Indonesian President Joko Widodo as Chair of the 43rd ASEAN Summit. Photo by BPMI Setpres.

Prabowo Subianto is set to become Indonesia’s next president after winning an estimated 58 percent of the vote in the presidential election on 14 February. He inherits the leadership of a country currently enjoying robust economic growth. But the path forward is not as idyllic as it might seem.

In the short term, Indonesia faces external vulnerabilities stemming from global environmental and geopolitical uncertainties and the looming spectre of high inflation, driven by soaring food and energy prices. Simultaneously, the nation grapples with persistent, deep-seated economic weaknesses – sluggish consumption growth, limited job creation, premature deindustrialisation, unemployment and the threat of extreme poverty stemming from widening income inequality.

Despite these challenges, the deal cut between Prabowo and the outgoing president Joko “Jokowi” Widodo – which saw his son Gibran Rakabuming Raka appointed as Prabowo’s running mate – will likely see continued implementation of Jokowi’s Golden Indonesia 2045 vision, which plans to transform Indonesia into a rich country with an advanced economy.

Achieving developed status by 2045 is a worthwhile aspiration, but the journey is fraught with complexities. Indonesia cannot simply assume that wealth guarantees global influence. Measured in terms of Purchasing Power Parity, the Chinese economy is now 22 percent larger than the US. This has made it the economic centre of gravity in Asia but China still struggles to project diplomatic and soft power influence throughout the region.

Indonesia will need do more than tout its newfound riches for international sway – a Golden Indonesia will also demand diplomatic finesse and strategic alliances.

The elephants in the room

One of Indonesia’s most significant challenges is the current great power strategic competition that is constraining the world’s ability to resolve major global challenges. This rivalry has resulted in trade and investment diversion, economic coercion and unilateral sanctions.

As a result, national security considerations have taken precedence over economic prosperity considerations for many countries in recent years. Increasingly tense geopolitics has pushed the world towards a zero-sum outlook, where many countries now face conflicts between national security and economic interests.

For smaller countries this can create decision-making dilemmas, narrow policy options and force vicious trade-offs between prosperity and security.

In the face of US-China rivalry, Indonesia must assert its position in an evolving global order on the world stage with agility and nuance.

In a world where no single hegemonic power dominates, it will be crucial to prioritise concerted unilateral efforts.

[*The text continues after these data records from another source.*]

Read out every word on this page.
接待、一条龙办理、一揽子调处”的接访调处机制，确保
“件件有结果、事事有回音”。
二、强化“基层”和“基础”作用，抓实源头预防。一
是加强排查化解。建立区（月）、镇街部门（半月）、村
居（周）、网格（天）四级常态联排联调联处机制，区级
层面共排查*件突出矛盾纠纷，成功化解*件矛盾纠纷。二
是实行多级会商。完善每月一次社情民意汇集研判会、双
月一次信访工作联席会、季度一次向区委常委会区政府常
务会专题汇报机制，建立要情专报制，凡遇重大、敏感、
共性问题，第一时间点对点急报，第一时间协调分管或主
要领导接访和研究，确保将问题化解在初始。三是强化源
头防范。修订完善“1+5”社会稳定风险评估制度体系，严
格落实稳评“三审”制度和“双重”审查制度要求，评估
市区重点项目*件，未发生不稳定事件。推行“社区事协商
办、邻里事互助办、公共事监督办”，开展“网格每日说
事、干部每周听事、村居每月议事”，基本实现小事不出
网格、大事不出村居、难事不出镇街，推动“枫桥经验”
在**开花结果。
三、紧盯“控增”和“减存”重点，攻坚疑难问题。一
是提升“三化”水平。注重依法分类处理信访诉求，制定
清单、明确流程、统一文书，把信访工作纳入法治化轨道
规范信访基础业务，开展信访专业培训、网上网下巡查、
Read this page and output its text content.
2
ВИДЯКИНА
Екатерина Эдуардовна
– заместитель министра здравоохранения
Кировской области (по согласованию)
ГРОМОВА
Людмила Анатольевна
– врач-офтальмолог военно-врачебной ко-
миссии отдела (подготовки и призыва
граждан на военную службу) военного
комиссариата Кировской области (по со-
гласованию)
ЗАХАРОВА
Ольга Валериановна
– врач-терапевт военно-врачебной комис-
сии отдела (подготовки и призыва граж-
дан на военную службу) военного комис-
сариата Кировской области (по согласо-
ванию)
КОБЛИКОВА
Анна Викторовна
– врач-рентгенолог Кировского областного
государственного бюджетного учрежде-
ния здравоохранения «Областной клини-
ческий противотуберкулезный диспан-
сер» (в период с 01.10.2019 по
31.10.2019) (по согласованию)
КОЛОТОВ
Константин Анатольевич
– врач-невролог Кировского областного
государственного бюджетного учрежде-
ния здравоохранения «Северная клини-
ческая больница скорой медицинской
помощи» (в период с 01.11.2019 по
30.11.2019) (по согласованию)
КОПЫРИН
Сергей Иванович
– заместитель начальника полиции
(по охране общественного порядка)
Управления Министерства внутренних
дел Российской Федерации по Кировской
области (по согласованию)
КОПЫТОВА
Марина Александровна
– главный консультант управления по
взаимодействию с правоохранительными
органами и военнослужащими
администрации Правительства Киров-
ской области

This means isolating and carefully managing the genuinely zero-sum aspects of the US-China relationship to maintain an open global economic system and prevent a descent into extreme solutions.

Indonesia needs to join the call to action for the international community to safeguard and uphold our shared strategic interests, ensuring the preservation of an open global economic system rather than succumbing to the zero-sum dynamics between these two superpowers.

Rethinking Indonesia’s foreign policy ambition

Indonesia’s current vision of global order is based on preserving autonomy, notably for small and middle countries to have the freedom to determine their own path without external interference. It reflects a broader trend in which emerging nations, particularly those from the Global South, seek to assert their influence and chart their economic paths. Indonesia, alongside other countries like India, has backed a new narrative that champions the economic rights of developing nations and calls for a more inclusive global economic order.

However, under Jokowi, Indonesia pursued these aims in a very passive way. Without taking tangible and constructive action on the international stage, Indonesia will only lag behind other Asian counterparts – like China and India – and miss out on the potential to achieve great power status amid the wave of a rising Asia and the shift of global power from West to East.

Instead of sitting back and proclaiming the country’s economic potential, the incoming administration should focus on leveraging Indonesia’s newfound economic clout to shape global power dynamics amidst the growing US-China tensions that challenge regional stability.

For instance, Indonesia should work through ASEAN to establish a more strategic vision for the region and address diverging priorities among member states. As the largest country in ASEAN, Indonesia can play a more prominent leadership role and build consensus on how to address the region’s critical challenges, including bridging differences with Myanmar and mediating territorial disputes in the South China Sea between China and ASEAN members.

The next president needs to devise a strategic and nuanced foreign policy that can elevate Indonesia’s place in the world and take concrete actions to maintain regional stability and prosperity – and that will mean more than just relying on economic growth to do all the work.